The Children’s Home of Lubbock (in Texas) says its goal is “to make life better for children who need to see that caring and love do exist in a world that has often been unfair and unjust.”
Apparently, caring and love only exist for straight people.
Casey Stegall, a Texas Tech University student, was fired from his position as a social worker at the Christian home after introducing teenage students to his fiancé last month. Lynn Harms, president of the organization (who has a fitting last name), said Stegall was “presenting a lifestyle that is damaging to kids” by expressing romantic feelings for another man.
“As a faith-based, church-related outreach providing welfare services, if you will, to children and families, there is a set of biblical values that we adhere to and live by,” Harms said. “When you are implementing life training and so forth — particularly with children — to put a confused message out there is counterproductive.”
Harms further argued that because the children who stay at the care center come from difficult home circumstances, some of them even having experienced sexual abuse, they are more “vulnerable” to homosexuality. Therefore, having LGBT employees around is too much of a threat to the kids.
“It gets garbled in terms of sexual identity, sexual preferences, fears, concerns, re-traumatization,” he argued, promoting the behavior of other gay employees at the Children’s Home who “fly under the radar.”
“If you want to try to force our culture to meet your expectations, that’s not going to go well,” Harms added. “I don’t feel like the culture here has to meet an individual’s desire for the world to be different.”
This invokes the age-old, not-at-all-true idea that gay people are sexual predators, and it’s horrifically offensive — especially because there are undoubtedly LGBT kids in this program who could really use a role model like them.
Lubbock psychologist Dr.
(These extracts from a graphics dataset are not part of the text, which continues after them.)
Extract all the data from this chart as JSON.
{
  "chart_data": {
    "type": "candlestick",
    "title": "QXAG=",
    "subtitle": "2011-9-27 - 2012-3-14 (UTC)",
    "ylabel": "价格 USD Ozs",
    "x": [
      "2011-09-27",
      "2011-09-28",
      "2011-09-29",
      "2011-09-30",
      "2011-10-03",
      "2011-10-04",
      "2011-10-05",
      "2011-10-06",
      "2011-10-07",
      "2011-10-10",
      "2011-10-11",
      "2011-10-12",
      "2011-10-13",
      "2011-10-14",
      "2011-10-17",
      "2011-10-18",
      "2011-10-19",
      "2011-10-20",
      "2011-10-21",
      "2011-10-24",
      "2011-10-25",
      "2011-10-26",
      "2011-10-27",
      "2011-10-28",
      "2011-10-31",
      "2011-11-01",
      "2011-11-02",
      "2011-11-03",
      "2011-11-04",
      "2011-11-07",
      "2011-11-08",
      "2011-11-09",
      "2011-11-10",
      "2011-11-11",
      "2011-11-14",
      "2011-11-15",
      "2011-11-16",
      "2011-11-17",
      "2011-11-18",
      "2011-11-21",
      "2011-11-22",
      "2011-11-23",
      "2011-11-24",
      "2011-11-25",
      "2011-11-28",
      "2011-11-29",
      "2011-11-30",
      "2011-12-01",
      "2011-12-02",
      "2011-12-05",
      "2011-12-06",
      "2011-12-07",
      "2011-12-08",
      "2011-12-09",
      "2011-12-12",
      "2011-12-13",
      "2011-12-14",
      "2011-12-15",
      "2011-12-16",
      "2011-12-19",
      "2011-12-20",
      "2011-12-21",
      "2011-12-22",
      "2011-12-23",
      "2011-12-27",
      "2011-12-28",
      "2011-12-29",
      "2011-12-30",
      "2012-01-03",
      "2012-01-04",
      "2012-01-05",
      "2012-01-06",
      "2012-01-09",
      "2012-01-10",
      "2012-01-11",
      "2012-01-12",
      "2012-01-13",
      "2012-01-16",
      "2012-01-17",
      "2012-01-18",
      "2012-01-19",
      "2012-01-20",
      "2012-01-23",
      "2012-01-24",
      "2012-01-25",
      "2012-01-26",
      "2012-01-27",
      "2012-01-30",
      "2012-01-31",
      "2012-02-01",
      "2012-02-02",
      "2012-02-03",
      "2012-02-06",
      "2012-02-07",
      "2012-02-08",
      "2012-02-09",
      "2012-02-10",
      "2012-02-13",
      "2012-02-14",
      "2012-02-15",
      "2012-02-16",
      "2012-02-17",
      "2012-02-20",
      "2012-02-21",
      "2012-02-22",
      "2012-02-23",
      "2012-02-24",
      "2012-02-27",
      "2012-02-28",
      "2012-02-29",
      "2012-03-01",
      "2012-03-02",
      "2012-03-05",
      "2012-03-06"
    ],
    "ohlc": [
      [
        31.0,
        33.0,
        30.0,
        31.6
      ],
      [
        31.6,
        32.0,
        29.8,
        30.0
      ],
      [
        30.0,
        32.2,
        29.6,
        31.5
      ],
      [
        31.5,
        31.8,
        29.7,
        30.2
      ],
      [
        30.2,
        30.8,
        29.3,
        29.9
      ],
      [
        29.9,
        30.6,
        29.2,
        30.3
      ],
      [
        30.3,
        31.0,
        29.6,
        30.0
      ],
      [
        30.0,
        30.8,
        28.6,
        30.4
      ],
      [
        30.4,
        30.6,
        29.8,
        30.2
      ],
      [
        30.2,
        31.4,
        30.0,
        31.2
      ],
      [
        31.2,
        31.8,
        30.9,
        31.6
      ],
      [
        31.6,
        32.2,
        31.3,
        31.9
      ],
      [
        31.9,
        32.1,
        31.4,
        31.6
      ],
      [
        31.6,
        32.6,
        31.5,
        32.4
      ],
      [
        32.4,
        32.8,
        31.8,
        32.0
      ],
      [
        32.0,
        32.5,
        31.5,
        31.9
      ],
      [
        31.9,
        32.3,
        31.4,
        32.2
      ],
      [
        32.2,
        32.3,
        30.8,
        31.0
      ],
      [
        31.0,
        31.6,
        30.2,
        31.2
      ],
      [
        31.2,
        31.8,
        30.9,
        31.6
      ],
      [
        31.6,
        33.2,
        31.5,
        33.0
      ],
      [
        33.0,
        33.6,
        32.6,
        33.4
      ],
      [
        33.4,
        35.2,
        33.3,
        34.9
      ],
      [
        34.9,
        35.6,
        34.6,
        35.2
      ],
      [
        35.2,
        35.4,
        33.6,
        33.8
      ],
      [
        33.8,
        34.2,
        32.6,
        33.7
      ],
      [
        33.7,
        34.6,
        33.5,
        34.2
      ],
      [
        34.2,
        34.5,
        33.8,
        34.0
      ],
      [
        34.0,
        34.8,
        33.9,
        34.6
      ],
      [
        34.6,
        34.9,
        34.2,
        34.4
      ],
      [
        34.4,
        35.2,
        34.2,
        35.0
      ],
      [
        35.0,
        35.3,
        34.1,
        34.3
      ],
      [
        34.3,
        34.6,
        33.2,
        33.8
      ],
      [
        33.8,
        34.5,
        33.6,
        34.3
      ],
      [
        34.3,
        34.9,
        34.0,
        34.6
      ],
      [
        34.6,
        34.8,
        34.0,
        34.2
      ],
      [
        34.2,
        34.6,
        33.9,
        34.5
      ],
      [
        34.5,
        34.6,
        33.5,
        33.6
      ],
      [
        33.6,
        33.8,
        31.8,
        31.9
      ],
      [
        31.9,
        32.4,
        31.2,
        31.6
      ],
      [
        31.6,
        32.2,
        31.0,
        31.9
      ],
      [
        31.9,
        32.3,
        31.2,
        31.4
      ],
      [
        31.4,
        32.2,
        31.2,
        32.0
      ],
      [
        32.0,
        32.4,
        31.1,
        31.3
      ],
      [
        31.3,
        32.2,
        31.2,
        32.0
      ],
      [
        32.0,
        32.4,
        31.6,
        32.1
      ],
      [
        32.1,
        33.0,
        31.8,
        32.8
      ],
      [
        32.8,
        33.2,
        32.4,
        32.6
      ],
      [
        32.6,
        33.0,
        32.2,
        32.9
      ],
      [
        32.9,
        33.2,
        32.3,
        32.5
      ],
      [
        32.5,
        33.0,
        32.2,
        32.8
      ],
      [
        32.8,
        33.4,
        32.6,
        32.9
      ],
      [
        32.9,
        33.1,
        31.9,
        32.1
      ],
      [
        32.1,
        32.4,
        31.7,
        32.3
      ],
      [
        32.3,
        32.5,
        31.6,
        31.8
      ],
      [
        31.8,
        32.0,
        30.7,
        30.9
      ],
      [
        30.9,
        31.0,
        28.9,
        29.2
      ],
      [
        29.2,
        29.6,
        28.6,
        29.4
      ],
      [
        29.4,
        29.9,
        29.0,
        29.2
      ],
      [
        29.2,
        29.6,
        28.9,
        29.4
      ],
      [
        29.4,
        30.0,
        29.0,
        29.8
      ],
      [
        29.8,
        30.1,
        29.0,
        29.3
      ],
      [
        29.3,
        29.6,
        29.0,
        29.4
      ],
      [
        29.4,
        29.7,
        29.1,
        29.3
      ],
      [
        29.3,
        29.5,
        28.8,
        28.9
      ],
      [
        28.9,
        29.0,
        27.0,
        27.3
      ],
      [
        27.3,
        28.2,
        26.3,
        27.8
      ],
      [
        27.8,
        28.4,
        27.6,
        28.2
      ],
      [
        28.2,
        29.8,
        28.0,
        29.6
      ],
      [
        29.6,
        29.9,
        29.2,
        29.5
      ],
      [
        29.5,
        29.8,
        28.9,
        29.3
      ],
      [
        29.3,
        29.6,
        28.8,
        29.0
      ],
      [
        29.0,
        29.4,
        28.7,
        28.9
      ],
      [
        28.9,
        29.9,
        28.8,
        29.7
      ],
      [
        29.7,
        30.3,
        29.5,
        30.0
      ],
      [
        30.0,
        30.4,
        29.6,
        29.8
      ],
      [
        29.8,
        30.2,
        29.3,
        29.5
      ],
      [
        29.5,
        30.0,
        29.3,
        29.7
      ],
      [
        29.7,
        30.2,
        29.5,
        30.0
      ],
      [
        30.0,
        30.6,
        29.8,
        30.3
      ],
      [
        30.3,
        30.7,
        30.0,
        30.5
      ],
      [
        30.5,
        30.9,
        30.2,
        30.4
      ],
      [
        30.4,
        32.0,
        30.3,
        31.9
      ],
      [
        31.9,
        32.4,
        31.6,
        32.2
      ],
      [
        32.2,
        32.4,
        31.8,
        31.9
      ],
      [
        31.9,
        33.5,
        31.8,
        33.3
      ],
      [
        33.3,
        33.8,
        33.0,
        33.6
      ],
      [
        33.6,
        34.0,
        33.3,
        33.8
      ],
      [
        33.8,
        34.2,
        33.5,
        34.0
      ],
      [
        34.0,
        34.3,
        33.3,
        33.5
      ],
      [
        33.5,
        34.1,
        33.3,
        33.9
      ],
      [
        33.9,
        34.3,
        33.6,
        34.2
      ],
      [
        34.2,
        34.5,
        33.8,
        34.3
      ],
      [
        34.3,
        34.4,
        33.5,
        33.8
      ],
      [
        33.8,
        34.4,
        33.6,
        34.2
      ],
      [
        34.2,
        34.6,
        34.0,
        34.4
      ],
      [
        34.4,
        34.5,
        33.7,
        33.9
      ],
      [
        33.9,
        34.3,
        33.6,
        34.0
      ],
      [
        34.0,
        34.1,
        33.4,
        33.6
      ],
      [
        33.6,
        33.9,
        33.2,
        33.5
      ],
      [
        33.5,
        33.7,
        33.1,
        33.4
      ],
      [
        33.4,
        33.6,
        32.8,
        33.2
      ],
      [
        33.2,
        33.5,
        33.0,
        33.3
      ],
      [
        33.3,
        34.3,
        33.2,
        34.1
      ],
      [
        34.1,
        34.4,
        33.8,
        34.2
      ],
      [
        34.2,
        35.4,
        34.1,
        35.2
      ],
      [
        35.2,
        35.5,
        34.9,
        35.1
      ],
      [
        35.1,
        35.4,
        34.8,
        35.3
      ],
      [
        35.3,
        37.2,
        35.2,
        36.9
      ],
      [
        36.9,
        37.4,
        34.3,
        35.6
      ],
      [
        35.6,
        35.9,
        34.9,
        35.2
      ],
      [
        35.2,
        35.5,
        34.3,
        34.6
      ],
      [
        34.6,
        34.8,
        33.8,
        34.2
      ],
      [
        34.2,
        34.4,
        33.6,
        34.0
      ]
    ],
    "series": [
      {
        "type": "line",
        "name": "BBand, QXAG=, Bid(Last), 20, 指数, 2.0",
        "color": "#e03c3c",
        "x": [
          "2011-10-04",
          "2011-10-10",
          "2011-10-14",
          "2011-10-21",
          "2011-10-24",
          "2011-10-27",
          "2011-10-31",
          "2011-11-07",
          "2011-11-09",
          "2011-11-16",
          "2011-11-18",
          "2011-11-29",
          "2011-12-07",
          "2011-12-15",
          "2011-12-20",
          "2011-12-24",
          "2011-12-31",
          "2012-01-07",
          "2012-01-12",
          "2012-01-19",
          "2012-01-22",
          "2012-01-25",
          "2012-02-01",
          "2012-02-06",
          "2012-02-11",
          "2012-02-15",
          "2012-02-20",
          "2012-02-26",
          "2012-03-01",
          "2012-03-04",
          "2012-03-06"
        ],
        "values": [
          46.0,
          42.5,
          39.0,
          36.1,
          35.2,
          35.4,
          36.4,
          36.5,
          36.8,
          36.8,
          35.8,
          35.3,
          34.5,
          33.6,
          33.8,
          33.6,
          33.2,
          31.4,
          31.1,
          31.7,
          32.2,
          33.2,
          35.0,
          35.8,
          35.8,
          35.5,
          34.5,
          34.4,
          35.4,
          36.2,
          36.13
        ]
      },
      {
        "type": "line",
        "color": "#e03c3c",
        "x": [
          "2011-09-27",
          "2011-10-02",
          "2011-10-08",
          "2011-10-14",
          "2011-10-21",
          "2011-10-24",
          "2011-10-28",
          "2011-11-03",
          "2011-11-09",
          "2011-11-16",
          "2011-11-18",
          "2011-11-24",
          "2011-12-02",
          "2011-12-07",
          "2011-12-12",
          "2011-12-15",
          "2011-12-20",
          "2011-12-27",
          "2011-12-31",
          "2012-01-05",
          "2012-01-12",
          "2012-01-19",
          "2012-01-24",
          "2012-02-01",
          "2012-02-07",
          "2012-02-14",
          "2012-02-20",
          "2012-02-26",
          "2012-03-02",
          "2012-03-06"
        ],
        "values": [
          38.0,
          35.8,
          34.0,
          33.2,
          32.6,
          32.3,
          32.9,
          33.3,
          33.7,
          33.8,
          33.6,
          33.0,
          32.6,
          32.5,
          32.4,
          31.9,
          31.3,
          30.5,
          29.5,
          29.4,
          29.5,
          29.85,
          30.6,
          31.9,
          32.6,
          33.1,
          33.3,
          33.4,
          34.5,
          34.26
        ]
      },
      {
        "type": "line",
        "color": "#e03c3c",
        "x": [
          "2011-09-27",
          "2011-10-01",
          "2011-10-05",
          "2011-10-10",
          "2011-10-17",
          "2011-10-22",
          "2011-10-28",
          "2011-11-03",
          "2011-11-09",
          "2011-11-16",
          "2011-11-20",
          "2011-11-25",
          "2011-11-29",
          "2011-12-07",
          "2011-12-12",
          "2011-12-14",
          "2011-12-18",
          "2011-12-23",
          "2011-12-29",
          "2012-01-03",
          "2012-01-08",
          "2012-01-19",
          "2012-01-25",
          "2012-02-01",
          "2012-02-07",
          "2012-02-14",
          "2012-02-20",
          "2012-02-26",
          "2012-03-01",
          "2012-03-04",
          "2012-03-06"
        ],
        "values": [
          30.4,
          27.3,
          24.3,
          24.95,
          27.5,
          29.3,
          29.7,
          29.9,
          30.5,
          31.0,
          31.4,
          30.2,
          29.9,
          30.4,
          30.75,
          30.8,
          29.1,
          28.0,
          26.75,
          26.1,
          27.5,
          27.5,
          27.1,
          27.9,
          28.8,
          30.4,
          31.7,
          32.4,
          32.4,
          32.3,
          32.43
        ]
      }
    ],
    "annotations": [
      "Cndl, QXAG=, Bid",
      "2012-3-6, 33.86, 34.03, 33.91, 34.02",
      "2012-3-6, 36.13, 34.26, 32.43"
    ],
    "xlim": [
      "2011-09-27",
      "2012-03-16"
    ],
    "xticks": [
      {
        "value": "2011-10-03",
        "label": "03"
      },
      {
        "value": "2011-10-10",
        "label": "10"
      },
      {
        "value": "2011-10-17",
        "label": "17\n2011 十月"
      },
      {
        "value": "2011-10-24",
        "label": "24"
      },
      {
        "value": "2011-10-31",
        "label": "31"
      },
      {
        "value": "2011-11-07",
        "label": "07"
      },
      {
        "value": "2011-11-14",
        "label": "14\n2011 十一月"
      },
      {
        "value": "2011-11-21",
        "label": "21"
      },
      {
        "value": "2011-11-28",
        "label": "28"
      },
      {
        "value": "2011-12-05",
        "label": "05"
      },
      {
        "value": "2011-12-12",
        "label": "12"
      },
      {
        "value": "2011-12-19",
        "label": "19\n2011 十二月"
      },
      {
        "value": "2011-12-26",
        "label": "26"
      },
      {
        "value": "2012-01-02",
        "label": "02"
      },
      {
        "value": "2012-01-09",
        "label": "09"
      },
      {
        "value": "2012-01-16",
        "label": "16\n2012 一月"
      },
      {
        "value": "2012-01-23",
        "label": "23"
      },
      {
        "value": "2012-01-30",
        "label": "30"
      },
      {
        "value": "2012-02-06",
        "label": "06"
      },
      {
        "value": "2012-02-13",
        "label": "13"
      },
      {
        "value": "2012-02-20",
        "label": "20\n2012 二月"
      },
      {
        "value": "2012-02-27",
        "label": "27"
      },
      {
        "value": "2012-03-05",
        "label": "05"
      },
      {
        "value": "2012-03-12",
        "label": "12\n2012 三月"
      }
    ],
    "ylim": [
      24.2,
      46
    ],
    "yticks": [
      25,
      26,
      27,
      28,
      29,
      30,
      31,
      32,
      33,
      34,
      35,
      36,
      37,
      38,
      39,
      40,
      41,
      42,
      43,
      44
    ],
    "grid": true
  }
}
Brian Carr also criticized Stegall’s firing in an interview with the Avalanche-Journal Friday, characterizing Harms’ reasoning as “prejudicial and completely inaccurate.”
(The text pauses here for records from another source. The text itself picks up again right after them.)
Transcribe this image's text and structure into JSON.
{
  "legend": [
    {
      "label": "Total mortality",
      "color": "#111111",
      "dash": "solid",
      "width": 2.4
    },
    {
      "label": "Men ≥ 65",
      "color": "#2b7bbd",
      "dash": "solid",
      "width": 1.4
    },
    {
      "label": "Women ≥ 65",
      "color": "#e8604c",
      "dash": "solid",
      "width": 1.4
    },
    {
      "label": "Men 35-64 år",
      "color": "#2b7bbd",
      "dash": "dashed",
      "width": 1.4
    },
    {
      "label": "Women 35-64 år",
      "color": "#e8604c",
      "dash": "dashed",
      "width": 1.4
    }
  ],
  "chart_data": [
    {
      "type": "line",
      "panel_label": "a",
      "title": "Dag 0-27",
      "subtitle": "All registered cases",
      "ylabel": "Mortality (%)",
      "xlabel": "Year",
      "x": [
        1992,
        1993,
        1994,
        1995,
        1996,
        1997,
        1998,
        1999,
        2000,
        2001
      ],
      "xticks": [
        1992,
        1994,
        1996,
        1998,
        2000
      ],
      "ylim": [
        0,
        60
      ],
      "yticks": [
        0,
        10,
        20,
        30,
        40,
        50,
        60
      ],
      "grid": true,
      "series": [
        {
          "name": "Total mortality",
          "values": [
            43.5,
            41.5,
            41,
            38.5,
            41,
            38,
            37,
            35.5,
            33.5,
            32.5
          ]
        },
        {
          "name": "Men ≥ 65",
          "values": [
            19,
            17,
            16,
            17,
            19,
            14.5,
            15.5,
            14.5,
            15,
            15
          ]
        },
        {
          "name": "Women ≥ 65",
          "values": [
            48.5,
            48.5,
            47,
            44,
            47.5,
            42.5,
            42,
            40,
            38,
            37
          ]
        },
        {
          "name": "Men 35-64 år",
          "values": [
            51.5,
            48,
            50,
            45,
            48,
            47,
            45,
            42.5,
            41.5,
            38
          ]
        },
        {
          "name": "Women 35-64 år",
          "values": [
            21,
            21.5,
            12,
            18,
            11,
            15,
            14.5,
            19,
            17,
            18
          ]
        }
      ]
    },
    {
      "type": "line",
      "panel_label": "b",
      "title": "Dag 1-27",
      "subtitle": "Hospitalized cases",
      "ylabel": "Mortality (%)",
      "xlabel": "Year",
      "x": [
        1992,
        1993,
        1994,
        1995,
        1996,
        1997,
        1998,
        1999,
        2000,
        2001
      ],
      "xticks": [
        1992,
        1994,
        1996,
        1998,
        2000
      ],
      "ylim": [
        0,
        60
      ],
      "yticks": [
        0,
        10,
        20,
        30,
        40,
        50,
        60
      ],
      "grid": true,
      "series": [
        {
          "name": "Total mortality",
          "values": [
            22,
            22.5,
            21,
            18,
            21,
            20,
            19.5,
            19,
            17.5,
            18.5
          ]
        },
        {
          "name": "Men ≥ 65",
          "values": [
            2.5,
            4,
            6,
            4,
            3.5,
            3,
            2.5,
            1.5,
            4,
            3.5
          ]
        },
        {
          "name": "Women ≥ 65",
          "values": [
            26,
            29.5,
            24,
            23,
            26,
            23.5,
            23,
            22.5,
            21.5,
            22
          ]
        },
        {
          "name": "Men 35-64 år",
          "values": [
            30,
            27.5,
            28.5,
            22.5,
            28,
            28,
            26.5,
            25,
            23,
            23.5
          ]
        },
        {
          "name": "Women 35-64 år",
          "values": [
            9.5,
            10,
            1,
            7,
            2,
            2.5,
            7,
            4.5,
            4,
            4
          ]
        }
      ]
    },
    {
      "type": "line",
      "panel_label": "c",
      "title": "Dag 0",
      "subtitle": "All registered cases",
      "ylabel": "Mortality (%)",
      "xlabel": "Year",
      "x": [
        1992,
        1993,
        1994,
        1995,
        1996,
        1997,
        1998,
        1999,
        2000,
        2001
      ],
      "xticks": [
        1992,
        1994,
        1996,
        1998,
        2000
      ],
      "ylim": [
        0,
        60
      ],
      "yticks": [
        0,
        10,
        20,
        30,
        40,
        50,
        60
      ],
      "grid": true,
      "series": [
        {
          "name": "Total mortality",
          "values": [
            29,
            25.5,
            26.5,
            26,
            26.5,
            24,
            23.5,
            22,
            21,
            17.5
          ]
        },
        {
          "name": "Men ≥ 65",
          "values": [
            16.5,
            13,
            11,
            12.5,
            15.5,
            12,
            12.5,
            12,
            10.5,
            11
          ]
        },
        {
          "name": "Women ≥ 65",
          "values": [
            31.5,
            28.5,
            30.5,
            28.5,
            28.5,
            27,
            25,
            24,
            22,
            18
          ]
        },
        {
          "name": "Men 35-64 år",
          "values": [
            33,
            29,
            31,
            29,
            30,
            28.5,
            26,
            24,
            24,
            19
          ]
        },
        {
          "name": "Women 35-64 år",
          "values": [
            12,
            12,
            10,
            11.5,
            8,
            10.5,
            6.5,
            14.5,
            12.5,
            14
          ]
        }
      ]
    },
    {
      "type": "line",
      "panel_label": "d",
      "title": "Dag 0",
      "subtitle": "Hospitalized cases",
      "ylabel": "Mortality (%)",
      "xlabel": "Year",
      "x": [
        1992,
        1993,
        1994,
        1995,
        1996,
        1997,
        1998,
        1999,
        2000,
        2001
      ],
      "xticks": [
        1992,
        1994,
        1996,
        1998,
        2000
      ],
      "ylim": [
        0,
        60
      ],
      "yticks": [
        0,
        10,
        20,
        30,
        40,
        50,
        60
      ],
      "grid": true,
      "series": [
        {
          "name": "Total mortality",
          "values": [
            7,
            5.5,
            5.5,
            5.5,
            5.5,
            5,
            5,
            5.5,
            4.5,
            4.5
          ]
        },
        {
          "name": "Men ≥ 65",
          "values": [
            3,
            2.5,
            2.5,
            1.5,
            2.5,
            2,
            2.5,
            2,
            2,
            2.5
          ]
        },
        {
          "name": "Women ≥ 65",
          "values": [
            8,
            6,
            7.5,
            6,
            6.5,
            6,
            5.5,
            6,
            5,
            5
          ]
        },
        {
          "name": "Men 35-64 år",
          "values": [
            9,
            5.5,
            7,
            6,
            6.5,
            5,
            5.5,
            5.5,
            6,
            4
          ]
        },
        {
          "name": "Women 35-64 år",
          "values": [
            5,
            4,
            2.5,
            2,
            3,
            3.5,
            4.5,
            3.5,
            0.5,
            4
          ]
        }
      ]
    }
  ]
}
“There is no effect — that’s ludicrous,” Carr said. “He is combining the idea that people who are gay also have to have some sort of history of either being sexually molested or being sexual molesters, and that is not true.”
There is no state or municipality law in Lubbock banning anti-LGBT discrimination in the workplace, so Stegall’s firing is perfectly legal under Texas law.
In spite of this setback, Stegall and his fiancé both consider themselves “church-attending Christians” who “read the same Bible you read” and “believe in the same God you believe in.” This case is another example of why I don’t understand LGBT folks who stand behind churches that cut them down time and time again. I wish Stegall and his fiancé the best, and that includes finding a group (religious or not) that will actually accept them as they are.